The MTA has routinely acquired funding by way of the Transit Safety Grant Program because the program’s inception in 2005.
In a letter to Transportation Secretary Sean Duffy earlier this 12 months, the MTA stated it had acquired $19.8 million in TSG program cash final 12 months. Of that, $10 million went to safety on the subway system, “including NYPD patrols, bag screening, expansion and training of the canine unit, and cybersecurity.” The remaining $9.8 million funded safety on the Lengthy Island Rail Street and the Metro-North Railroad, in response to the letter.
NYPD commissioner Jessica Tisch expanded on that Thursday.
“Over the past 18 years we have consistently used these funds from this grant to support deployments of counterterrorism officers into New York City Subway stations, tunnels, equipment rooms, tracks and train cars,” she stated.

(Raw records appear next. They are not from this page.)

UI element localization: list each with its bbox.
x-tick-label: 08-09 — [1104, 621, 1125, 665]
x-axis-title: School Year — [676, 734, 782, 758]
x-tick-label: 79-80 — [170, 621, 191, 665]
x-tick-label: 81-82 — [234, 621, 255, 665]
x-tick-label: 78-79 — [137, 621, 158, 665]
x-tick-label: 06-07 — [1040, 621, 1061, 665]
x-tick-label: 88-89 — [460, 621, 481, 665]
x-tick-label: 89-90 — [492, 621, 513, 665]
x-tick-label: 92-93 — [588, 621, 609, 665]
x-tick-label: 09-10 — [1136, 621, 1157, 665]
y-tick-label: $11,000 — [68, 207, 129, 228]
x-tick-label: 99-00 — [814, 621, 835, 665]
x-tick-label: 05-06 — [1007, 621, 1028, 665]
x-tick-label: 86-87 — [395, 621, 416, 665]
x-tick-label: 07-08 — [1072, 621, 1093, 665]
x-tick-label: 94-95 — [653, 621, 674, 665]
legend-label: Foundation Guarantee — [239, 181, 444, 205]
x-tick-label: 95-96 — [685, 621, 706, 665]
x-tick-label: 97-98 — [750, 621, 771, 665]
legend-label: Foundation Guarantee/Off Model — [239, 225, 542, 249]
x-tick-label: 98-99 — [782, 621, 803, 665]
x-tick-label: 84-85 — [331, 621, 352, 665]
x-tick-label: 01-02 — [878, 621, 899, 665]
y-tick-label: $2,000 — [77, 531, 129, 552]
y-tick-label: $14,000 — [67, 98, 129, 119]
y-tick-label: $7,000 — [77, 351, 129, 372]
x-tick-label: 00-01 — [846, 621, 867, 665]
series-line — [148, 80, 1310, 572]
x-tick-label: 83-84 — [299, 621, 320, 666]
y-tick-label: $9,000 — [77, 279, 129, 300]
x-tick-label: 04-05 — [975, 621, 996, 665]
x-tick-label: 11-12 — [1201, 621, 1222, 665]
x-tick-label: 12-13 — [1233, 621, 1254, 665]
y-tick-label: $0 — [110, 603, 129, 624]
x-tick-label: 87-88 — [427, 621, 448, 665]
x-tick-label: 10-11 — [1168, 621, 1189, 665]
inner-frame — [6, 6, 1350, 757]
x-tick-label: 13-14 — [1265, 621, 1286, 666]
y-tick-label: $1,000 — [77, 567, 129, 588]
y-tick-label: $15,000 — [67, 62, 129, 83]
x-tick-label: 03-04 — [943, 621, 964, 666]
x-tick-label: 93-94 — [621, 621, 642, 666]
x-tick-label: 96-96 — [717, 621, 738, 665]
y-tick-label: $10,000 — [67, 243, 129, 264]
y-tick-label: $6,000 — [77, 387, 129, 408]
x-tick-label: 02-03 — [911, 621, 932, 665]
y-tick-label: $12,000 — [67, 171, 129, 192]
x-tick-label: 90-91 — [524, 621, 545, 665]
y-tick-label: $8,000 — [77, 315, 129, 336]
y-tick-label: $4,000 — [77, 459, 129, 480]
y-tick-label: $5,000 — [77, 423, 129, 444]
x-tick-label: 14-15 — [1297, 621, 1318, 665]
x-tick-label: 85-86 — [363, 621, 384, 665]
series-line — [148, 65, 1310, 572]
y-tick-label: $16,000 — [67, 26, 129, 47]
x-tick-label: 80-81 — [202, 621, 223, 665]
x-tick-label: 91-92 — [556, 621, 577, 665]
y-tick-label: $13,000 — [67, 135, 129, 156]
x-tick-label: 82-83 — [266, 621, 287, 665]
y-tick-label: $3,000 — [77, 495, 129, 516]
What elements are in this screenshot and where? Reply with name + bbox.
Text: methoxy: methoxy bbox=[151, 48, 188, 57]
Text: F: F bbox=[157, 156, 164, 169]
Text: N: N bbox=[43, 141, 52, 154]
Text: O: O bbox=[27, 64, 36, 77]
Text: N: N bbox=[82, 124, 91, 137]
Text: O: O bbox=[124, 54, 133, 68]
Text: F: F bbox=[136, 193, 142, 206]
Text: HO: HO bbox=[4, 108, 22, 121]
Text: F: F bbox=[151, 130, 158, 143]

That included canine items skilled to detect explosive, chemical or radiological threats, undercover officers, “heavy weapons teams for a visible presence,” and networks of surveillance cameras all through the system.
“Since 9/11, the New York City Subway system has been a persistent target,” Tisch stated, saying the NYPD has foiled eight plots in opposition to the subway in that point.
The feds’ choice to remove funding, the commissioner stated, is a “profound mistake.”
“These program funds are the difference between preventing the next attack in our transit system, and a transit system left exposed to it,” Tisch stated.
The denied transit safety funding comes amid an onslaught of fiscal assaults on the Empire State by the Trump administration. Final week, simply hours into the continued federal shutdown over healthcare funding, Transportation Secretary Duffy introduced he was withholding $18 billion in funding for the MTA’s Second Avenue Subway enlargement in addition to the Hudson River Tunnel, a joint effort between New York and New Jersey.
That got here a day after Noem introduced she was slicing almost $187 million in counter-terror funding to New York — cuts Trump later reversed after strain from Hochul and New York elected officers from each events.